The son of the late Osama Bin Laden who is considered one of the world's most dangerous terrorist leaders, has issued new threats against America.
Hamza bin Laden
Hamza bin Laden, the son of Osama bin Laden, who was the al-Qaida leader, has threatened revenge against the United States.
He is threatening revenge on America for assassinating his father. This was according to an audio message posted online.
According to The Guardian, Hamza bin Laden promised to continue the global militant group’s fight against the United States and its allies in the 21-minute speech entitled “We Are All Osama,” according to the SITE Intelligence Group.
“We will continue striking you and targeting you in your country and abroad in response to your oppression of the people of Palestine, Afghanistan, Syria, Iraq, Yemen, Somalia and the rest of the Muslim lands that did not survive your oppression,” Hamza said.
“As for the revenge by the Islamic nation for Sheikh Osama, may Allah have mercy on him, it is not revenge for Osama the person but it is revenge for those who defended Islam.”
Osama bin Laden was killed at his Pakistani hideout by US commandos in 2011 in a major blow to the militant group which carried out the 9/11 attacks.
Documents recovered from bin Laden’s compound and published by the United States last year alleged that his aides tried to reunite the militant leader with Hamza, who had been held under house arrest in Iran.
Hamza, now in his mid-20s, was at his father’s side in Afghanistan before the 9/11 attacks and spent time with him in Pakistan after the US-led invasion pushed much of al-Qaida’s senior leadership there, according to the Brookings Institution.
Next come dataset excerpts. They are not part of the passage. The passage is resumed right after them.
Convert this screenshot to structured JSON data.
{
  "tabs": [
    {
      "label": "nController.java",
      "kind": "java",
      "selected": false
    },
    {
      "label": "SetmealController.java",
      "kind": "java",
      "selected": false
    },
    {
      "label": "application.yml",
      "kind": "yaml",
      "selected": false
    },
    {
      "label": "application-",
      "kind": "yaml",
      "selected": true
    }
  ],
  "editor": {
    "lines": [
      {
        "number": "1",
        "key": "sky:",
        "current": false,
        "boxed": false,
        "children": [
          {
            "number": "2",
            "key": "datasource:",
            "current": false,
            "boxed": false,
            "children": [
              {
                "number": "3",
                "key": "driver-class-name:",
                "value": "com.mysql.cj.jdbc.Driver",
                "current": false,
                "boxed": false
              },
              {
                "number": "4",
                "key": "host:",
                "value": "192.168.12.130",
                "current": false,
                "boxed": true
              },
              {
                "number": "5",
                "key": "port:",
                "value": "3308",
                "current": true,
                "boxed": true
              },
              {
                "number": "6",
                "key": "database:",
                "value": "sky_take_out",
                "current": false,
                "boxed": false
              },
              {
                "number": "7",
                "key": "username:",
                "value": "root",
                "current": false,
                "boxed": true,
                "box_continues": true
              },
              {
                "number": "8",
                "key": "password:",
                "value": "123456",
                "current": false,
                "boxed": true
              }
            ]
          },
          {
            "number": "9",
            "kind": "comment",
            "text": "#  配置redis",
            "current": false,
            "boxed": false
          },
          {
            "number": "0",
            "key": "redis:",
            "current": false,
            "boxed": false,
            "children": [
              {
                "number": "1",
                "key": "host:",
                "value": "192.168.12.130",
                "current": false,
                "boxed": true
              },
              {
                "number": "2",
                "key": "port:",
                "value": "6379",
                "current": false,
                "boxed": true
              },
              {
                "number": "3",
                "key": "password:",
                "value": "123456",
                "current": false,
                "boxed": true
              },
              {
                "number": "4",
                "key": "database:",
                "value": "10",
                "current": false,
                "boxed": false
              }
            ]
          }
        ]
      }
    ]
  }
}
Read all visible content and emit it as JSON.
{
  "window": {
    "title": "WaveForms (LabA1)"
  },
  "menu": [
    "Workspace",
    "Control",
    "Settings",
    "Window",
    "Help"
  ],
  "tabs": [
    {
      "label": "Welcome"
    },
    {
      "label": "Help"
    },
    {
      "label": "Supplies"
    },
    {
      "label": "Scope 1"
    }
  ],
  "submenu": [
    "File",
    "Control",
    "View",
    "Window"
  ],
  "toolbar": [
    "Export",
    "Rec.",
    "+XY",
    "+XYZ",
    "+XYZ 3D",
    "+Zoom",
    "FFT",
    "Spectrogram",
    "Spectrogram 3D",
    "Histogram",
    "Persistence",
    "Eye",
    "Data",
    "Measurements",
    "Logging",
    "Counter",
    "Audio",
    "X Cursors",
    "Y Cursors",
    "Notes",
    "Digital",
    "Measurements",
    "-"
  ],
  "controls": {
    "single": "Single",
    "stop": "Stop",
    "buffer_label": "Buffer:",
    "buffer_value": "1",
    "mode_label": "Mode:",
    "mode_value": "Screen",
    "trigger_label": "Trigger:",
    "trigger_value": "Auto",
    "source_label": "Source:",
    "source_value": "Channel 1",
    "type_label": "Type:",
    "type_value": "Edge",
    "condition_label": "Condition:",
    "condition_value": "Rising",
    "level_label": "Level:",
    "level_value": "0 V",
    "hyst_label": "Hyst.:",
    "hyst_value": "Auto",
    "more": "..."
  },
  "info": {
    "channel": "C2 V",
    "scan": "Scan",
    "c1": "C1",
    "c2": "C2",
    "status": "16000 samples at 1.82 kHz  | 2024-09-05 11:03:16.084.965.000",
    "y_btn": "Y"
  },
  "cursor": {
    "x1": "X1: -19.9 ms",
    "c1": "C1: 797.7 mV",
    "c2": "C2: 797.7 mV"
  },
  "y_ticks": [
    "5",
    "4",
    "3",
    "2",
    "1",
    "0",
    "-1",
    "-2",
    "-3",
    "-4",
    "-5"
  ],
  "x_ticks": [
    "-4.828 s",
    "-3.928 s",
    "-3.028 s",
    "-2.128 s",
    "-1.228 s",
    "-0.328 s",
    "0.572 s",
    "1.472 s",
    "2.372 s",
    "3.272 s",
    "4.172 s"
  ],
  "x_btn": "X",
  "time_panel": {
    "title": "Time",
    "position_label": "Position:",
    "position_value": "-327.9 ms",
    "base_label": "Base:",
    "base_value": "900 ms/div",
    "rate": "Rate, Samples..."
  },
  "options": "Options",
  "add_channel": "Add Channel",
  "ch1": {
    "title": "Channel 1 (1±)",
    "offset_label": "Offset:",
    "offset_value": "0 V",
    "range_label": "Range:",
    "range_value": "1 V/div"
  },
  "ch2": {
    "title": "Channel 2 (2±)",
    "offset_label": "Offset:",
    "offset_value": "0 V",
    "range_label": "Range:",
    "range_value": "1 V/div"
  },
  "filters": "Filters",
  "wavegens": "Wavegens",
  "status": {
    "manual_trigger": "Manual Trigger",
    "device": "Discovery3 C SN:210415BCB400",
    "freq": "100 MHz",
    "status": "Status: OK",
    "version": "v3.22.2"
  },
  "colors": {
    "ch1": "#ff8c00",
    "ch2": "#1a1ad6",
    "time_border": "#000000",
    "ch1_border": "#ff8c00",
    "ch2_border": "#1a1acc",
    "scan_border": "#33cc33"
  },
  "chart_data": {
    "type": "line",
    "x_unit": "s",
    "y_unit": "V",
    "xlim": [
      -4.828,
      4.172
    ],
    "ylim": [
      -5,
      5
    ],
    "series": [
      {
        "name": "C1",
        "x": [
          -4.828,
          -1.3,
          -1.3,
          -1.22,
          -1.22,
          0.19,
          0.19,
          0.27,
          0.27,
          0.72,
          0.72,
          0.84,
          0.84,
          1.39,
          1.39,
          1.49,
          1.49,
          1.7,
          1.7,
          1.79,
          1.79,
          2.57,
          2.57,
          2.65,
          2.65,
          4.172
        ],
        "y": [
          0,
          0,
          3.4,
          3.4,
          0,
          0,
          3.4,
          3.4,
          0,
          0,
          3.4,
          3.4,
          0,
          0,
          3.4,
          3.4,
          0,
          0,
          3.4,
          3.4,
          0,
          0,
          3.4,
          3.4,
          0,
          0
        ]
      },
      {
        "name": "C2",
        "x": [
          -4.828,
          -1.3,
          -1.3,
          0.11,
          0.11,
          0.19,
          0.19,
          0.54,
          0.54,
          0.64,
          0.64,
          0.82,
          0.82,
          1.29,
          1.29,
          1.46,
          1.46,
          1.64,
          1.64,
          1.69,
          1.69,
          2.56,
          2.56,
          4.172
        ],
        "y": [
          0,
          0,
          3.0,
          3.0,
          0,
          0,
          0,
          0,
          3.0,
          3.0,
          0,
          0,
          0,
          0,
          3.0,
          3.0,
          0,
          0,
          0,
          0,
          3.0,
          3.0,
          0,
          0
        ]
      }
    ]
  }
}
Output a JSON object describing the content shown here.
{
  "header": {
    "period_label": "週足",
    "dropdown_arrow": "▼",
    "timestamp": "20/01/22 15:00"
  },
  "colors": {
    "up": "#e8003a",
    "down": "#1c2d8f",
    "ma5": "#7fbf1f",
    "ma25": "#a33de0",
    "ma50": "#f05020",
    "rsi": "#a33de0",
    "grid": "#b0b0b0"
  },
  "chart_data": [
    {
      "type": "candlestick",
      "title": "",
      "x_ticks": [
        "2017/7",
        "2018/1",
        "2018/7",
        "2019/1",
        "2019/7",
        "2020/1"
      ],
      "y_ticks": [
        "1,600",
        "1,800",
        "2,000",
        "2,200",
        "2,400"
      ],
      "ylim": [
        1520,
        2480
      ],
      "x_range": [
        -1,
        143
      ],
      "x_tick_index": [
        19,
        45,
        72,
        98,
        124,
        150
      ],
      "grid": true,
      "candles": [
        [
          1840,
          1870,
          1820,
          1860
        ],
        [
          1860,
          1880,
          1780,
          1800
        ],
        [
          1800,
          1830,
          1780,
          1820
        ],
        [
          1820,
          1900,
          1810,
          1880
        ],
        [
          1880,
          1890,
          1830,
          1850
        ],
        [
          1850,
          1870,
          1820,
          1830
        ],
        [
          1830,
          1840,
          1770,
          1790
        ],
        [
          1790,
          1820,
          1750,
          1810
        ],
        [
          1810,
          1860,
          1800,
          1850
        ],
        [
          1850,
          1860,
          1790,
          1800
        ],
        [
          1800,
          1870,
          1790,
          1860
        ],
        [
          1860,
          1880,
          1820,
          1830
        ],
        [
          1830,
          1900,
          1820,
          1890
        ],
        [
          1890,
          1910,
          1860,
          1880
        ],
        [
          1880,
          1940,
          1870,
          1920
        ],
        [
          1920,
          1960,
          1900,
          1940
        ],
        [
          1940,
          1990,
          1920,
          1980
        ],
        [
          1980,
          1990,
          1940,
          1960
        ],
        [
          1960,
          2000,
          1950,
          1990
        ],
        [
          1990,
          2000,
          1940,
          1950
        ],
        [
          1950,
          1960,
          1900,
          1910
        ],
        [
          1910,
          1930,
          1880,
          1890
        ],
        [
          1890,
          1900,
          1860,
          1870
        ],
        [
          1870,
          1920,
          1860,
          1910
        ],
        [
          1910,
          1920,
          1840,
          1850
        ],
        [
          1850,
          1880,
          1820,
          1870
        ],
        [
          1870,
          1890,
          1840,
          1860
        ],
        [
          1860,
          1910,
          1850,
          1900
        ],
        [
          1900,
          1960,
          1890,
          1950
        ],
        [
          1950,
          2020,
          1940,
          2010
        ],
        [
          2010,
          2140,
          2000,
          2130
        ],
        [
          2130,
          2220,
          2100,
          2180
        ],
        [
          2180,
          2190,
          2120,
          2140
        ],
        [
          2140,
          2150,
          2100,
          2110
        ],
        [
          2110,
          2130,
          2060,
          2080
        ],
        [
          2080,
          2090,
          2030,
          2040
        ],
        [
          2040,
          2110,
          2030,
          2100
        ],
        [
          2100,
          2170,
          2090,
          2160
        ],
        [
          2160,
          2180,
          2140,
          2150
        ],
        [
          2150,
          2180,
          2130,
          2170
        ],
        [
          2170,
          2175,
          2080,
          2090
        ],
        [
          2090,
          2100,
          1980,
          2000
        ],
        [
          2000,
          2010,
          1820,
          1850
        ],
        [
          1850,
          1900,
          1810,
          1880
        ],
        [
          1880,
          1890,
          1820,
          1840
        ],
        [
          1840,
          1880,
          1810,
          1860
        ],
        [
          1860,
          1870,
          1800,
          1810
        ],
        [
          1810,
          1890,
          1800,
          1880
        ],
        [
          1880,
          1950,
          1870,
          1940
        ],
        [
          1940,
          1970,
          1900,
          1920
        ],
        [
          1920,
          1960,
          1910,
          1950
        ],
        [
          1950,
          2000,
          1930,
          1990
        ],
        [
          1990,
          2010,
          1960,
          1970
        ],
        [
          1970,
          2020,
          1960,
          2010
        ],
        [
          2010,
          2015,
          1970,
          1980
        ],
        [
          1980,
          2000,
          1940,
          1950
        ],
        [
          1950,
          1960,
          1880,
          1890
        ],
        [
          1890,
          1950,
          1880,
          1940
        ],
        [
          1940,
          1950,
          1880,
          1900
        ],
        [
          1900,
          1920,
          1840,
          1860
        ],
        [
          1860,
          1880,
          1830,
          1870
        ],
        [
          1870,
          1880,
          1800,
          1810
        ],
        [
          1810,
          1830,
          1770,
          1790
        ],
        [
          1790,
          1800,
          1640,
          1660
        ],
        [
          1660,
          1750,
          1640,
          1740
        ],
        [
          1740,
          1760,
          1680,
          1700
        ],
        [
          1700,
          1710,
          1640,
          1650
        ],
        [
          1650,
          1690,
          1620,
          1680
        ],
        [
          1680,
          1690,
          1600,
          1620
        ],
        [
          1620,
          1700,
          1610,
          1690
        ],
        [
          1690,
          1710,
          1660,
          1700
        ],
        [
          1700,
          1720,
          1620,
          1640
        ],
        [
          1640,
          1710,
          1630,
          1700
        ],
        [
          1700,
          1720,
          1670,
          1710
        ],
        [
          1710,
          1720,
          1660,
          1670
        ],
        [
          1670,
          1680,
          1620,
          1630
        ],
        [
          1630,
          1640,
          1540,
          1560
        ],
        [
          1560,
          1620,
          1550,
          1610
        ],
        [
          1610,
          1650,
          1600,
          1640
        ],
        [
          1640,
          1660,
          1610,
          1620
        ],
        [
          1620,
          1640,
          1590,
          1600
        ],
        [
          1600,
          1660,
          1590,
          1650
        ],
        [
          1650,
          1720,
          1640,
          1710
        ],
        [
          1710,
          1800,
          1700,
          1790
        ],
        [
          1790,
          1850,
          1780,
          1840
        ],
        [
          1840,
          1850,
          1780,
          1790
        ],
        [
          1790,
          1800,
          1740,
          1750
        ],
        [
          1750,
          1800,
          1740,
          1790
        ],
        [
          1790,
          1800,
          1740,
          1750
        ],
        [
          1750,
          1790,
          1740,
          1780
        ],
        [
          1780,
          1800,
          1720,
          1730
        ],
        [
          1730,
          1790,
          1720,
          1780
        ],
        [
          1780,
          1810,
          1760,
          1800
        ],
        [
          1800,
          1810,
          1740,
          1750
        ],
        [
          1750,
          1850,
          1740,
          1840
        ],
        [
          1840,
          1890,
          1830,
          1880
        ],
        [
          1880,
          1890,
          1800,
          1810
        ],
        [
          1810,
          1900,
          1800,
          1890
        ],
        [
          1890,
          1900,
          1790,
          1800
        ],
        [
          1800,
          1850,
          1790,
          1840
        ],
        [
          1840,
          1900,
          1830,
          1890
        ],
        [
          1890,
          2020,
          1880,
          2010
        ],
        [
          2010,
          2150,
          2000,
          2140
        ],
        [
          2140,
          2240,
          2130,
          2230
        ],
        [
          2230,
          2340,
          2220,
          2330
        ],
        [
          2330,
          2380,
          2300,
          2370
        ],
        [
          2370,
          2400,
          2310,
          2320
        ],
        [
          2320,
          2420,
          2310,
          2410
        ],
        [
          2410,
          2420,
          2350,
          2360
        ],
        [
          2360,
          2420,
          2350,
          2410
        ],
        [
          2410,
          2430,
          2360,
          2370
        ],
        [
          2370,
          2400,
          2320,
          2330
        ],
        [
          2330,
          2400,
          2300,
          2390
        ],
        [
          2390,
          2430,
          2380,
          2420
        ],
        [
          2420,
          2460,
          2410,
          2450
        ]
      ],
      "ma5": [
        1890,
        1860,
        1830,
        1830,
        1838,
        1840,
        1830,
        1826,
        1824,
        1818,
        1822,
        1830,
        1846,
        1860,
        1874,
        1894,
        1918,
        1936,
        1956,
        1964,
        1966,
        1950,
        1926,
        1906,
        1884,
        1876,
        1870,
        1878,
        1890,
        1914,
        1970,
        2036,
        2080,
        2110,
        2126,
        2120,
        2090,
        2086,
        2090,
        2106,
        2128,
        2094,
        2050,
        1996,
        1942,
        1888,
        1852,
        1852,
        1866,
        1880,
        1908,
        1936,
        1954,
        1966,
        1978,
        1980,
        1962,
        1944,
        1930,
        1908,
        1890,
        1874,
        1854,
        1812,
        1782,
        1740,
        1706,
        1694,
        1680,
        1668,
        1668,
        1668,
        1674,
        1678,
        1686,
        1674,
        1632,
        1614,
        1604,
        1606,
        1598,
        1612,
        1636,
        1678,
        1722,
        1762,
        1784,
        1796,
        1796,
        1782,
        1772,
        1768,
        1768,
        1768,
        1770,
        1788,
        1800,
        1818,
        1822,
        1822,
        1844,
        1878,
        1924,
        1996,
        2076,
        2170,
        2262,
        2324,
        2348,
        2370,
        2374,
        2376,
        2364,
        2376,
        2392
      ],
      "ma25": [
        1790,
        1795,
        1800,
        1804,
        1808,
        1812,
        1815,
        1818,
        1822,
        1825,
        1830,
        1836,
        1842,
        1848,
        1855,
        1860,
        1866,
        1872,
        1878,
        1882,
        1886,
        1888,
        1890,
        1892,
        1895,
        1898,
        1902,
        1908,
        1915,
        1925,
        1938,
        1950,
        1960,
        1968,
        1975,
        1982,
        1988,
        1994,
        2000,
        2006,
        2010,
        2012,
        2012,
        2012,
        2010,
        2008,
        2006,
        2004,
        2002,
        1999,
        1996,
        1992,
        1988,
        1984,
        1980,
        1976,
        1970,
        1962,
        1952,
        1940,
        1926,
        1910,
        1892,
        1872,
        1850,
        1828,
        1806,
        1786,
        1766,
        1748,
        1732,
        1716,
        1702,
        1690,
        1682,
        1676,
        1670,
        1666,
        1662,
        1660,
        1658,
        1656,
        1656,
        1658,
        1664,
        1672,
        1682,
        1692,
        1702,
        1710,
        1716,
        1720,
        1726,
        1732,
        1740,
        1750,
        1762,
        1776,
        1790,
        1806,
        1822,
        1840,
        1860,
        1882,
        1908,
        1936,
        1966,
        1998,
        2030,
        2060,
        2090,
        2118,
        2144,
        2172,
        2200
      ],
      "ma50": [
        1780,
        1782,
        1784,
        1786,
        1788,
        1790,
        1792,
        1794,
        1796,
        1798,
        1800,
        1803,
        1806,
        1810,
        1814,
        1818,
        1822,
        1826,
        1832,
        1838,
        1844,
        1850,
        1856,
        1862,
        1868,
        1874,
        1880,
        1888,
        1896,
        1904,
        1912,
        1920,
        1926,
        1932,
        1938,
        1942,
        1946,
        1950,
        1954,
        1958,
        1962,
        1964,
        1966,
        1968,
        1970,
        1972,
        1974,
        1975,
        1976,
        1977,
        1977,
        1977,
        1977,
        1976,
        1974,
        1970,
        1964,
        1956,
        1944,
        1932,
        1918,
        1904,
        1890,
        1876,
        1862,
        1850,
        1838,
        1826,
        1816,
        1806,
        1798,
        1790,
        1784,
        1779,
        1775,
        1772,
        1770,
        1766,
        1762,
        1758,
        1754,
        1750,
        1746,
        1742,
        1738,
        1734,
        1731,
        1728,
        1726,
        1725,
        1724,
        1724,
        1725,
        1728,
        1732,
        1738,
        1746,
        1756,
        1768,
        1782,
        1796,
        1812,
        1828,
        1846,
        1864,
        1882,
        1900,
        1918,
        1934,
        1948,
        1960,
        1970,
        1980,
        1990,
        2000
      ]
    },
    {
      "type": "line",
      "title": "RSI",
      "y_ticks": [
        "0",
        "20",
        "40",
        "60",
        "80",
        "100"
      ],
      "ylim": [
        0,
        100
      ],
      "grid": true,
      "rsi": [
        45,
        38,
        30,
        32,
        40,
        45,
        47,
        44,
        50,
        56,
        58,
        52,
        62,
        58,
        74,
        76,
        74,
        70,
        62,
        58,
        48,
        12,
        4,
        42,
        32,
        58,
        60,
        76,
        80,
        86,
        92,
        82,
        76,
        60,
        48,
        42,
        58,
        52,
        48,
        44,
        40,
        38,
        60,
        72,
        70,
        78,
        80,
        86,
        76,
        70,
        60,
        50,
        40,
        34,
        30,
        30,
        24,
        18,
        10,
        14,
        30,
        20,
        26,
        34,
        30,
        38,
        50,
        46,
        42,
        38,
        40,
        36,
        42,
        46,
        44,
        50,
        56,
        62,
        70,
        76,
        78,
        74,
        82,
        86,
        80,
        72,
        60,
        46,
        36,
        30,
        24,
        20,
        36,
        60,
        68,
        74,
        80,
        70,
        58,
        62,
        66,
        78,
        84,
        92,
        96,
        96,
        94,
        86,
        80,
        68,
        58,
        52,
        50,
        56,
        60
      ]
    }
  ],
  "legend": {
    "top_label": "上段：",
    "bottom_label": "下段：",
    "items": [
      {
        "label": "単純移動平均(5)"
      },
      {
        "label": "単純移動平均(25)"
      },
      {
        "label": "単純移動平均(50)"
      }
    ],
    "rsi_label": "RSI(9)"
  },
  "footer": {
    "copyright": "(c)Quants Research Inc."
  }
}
Introduced by the organisation’s new chief Ayman al-Zawahiri in an audio message last year, Hamza provides a younger voice for the group whose ageing leaders have struggled to inspire militants around the world galvanized by Islamic State.
“Hamza provides a new face for al-Qaida, one that directly connects to the group’s founder. He is an articulate and dangerous enemy,” according to Bruce Riedel of Brookings.